Money-saving tips for parents looking to set up a child policy

There are reasons for having children’s life insurance that make sense depending on what it would cost. It covers the above needs at the lowest possible costs that we address.

Simply add low-cost child rider to your policy

The least expensive way to cover the first two reasons above is to add a child rider to your existing personal insurance policy, provided that it is with a company that has a decent rider, e.g. Manulife or Canada Life. It’s also vital that the coverage period for your policy is long enough that it will not go through a renewal before your child would want to take advantage of the rider. For example, if your child is under 15, you would not want to add the rider to a 10-year term policy as you will be replacing it in ten years, and it assumes that both you and your child will have the heath to qualify for life insurance in ten years. This is likely the biggest mistake that people make with child riders. The policy term is too short for the rider to be meaningful.
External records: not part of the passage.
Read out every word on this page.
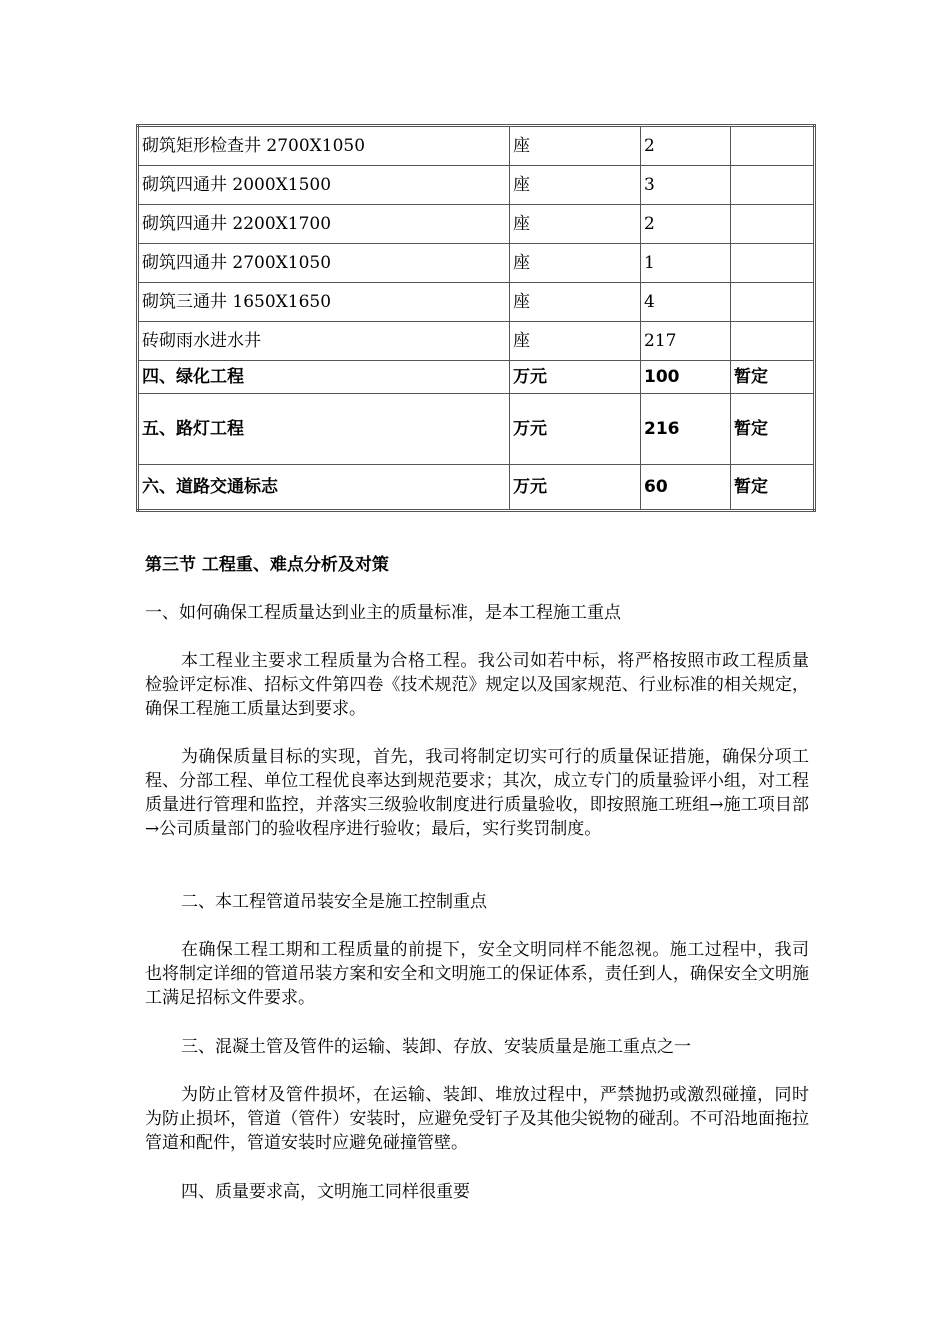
砌筑矩形检查井 2700X1050	座	2	
砌筑四通井 2000X1500	座	3	
砌筑四通井 2200X1700	座	2	
砌筑四通井 2700X1050	座	1	
砌筑三通井 1650X1650	座	4	
砖砌雨水进水井	座	217	
四、绿化工程	万元	100	暂定
五、路灯工程	万元	216	暂定
六、道路交通标志	万元	60	暂定
第三节 工程重、难点分析及对策
一、如何确保工程质量达到业主的质量标准，是本工程施工重点
本工程业主要求工程质量为合格工程。我公司如若中标，将严格按照市政工程质量检验评定标准、招标文件第四卷《技术规范》规定以及国家规范、行业标准的相关规定，确保工程施工质量达到要求。
为确保质量目标的实现，首先，我司将制定切实可行的质量保证措施，确保分项工程、分部工程、单位工程优良率达到规范要求；其次，成立专门的质量验评小组，对工程质量进行管理和监控，并落实三级验收制度进行质量验收，即按照施工班组→施工项目部→公司质量部门的验收程序进行验收；最后，实行奖罚制度。
二、本工程管道吊装安全是施工控制重点
在确保工程工期和工程质量的前提下，安全文明同样不能忽视。施工过程中，我司也将制定详细的管道吊装方案和安全和文明施工的保证体系，责任到人，确保安全文明施工满足招标文件要求。
三、混凝土管及管件的运输、装卸、存放、安装质量是施工重点之一
为防止管材及管件损坏，在运输、装卸、堆放过程中，严禁抛扔或激烈碰撞，同时为防止损坏，管道（管件）安装时，应避免受钉子及其他尖锐物的碰刮。不可沿地面拖拉管道和配件，管道安装时应避免碰撞管壁。
四、质量要求高，文明施工同样很重要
Two insurance companies offer the best child riders, but this can change quickly, so speak to us if this is of interest. The advantage of these companies is that they guarantee that the child can purchase up to $250,000 of any life insurance at standard rates at predefined times up to age 25. The riders only cost between $5 and $10 per month depending on the company and number of children – one is a set rate for the family, and the other charges per child.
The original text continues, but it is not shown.